Catholic religious congregation

The Congregation of the Sons of Merciful Love (Congregatio Filiorum Amoris Misericordis) is a Catholic clerical religious congregation of Pontifical Right for men, founded in Rome in 1951 and approved by Pope John Paul II on June 12, 1983. Its members add the post-nominals FAM to their names to indicate membership in the Congregation.

== History ==
The Congregation was founded in Rome by the Spanish Sister Esperanza Jesus Alhama Valera (September 30, 1893 - April 2, 1983) on August 15, 1951, when three novices made their profession of faith. On August 18, 1951, Alfonso Maria de Sanctis, Bishop of Todi, hosted the community within his jurisdiction, in the hamlet of Collevalenza. Since that time other houses have been opened in Matrice and Fermo, and in 1963 in Lujua (diocese of Bilbao).

The Sons of Merciful Love were raised to the status of a religious congregation under diocesan direction by a decree of Norberto Perini, Archbishop of Fermo, on July 28, 1968. The Holy See approved the Congregation as an institute by a decree of June 12, 1983.

On December 31, 2018, the Congregation had 19 houses, 114 members (92 priests).

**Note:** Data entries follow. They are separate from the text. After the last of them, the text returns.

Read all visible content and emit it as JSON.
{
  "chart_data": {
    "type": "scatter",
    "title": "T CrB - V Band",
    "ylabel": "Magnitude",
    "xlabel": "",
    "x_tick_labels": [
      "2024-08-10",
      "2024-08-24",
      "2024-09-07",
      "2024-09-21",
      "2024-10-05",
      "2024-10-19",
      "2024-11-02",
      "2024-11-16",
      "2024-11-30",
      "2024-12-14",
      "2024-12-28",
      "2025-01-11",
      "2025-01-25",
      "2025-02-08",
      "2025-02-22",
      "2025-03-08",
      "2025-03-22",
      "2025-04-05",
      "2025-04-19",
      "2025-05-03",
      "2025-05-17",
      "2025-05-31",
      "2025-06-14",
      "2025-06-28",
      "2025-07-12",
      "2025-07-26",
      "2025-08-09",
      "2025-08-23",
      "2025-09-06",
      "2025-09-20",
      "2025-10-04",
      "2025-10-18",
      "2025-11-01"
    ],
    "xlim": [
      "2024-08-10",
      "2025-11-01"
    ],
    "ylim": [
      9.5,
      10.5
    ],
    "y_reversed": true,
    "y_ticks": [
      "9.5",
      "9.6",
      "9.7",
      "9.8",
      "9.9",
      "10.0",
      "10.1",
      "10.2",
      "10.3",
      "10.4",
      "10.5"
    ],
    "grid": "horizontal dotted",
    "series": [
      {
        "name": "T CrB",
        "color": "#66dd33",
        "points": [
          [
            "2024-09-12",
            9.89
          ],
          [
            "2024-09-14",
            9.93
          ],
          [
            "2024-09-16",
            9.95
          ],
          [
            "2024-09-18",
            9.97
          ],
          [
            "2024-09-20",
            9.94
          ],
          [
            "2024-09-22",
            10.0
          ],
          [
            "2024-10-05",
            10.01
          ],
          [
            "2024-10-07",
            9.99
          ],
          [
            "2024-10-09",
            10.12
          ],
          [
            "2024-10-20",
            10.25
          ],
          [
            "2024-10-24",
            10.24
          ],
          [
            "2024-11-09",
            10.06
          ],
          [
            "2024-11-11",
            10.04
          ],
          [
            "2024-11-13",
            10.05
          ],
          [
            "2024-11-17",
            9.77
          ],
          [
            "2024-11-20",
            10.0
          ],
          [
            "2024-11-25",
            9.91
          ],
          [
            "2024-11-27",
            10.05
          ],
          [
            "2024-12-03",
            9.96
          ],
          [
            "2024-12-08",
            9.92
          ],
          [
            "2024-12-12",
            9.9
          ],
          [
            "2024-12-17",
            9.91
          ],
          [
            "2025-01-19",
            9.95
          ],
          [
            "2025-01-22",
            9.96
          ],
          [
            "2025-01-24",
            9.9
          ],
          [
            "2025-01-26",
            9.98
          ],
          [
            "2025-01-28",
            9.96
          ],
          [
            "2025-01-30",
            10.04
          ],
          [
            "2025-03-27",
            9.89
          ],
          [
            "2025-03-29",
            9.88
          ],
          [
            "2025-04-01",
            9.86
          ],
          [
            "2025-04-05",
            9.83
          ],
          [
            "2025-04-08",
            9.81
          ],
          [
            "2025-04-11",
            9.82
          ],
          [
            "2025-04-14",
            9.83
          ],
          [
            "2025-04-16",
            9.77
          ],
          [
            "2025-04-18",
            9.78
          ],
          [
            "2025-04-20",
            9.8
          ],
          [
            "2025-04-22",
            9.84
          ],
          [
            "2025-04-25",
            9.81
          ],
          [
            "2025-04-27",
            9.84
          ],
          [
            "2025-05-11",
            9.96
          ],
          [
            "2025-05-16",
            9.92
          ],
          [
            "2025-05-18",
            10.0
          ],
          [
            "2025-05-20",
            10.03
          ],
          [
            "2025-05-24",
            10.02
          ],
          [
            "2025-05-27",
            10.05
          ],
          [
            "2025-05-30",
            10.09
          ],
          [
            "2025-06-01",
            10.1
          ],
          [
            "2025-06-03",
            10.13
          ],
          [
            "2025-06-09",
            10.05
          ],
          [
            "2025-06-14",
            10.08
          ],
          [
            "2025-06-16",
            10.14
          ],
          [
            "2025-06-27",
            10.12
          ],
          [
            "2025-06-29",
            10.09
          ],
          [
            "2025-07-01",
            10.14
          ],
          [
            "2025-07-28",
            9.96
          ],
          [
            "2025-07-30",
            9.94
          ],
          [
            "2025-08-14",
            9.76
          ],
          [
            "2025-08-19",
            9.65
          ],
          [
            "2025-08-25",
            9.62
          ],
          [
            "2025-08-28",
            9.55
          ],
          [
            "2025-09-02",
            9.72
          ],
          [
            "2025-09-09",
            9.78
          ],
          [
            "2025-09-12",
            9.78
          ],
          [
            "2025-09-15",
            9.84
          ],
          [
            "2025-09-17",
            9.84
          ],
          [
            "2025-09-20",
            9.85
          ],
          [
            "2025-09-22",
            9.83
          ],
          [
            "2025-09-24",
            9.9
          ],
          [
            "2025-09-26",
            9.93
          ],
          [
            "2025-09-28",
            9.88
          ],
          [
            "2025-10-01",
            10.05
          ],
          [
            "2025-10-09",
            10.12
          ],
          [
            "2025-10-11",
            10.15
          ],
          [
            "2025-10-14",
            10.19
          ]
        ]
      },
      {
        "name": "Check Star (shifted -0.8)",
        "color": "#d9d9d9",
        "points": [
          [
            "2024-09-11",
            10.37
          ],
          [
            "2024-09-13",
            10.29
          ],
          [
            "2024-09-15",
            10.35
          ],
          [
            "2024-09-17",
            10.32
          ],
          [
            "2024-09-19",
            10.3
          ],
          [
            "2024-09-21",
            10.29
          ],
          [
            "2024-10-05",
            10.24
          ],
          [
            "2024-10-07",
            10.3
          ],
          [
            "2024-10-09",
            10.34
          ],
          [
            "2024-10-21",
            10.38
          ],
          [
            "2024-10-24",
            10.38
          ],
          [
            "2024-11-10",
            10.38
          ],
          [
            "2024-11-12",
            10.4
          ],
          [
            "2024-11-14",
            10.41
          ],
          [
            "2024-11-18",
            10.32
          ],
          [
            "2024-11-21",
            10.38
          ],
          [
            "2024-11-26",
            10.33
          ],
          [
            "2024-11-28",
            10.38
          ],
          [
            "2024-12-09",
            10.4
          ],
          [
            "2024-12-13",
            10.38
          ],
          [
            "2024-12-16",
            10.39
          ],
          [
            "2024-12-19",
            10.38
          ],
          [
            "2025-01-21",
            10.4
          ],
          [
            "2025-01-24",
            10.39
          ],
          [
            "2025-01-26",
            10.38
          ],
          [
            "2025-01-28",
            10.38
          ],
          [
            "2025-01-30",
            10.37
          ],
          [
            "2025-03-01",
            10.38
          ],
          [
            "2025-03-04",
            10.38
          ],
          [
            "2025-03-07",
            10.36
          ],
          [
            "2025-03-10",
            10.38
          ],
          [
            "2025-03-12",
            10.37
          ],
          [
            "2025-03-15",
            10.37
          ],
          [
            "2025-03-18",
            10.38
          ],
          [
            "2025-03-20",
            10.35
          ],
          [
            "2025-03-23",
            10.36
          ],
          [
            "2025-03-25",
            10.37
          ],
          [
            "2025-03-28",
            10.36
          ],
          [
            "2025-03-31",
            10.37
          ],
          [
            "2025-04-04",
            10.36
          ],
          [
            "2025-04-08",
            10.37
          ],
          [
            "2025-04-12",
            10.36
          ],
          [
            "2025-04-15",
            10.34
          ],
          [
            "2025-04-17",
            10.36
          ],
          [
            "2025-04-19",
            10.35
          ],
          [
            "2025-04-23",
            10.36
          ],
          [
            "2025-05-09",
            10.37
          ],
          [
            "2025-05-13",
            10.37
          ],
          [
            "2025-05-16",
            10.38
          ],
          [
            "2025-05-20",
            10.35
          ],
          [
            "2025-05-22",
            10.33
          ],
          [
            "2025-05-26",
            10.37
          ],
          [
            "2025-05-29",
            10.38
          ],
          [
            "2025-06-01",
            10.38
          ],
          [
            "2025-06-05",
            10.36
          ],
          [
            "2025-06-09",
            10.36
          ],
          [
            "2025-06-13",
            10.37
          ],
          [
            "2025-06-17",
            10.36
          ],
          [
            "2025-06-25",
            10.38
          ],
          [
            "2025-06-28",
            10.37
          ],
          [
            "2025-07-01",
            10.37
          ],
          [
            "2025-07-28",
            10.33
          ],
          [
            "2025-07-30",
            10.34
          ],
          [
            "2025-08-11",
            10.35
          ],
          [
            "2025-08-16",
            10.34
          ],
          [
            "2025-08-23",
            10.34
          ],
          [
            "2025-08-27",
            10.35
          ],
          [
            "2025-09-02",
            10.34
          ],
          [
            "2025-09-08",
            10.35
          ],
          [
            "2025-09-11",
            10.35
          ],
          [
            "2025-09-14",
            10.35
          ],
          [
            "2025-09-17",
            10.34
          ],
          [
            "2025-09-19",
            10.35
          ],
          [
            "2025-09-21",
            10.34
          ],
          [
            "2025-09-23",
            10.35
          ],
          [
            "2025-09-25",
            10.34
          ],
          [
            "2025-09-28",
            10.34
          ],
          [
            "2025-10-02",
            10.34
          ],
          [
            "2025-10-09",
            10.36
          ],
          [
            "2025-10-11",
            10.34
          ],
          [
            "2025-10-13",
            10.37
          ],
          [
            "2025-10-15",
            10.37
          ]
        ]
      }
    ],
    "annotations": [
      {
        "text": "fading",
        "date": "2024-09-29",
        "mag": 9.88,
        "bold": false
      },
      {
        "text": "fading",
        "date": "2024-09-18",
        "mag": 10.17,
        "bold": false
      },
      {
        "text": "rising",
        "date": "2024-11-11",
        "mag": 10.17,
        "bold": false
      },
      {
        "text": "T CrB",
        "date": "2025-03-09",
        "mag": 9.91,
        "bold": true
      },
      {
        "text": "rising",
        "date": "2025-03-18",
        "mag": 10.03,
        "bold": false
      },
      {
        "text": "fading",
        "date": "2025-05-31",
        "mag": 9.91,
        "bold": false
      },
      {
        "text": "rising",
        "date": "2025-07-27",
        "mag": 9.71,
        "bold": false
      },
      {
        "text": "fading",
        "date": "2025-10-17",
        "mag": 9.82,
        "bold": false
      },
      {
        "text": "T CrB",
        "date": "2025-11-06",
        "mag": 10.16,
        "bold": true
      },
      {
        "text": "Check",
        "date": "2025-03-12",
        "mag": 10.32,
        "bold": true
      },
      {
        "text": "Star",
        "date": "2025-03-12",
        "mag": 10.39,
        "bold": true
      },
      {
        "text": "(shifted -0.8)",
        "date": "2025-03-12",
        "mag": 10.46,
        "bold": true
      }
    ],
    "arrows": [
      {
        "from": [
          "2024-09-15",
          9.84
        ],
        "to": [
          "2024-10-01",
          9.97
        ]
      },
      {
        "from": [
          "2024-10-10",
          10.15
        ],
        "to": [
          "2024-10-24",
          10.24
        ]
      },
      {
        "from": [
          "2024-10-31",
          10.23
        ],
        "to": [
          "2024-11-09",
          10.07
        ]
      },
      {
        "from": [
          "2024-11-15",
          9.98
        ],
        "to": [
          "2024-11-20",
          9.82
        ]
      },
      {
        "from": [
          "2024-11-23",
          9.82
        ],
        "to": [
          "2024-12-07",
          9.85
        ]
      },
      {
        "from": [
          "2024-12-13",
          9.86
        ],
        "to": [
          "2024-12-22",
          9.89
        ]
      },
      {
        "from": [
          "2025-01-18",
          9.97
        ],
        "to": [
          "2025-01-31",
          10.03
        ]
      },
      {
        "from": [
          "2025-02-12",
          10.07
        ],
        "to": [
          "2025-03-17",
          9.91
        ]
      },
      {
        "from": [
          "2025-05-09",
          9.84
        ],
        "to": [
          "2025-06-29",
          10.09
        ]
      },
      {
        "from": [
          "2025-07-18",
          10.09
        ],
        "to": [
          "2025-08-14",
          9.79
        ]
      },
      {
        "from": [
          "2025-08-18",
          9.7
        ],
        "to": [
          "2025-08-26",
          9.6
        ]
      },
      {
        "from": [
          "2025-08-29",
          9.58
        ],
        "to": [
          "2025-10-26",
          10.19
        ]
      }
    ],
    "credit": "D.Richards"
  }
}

The Congregation's priests are dedicated to the support and the sanctification of the diocesan clergy and also to charity and social work. They work in Brazil, Germany, Italy and Spain. The seat of the Congregation's head is in the Sanctuary of Merciful Love (Santuario dell'Amore Misericordioso) in Collevalenza (Perugia).

=== Bishops ===

- Domenico Cancian, bishop of Città di Castello, Italy.
- Armando Martín Gutiérrez, bishop of Bacabal, Brazil.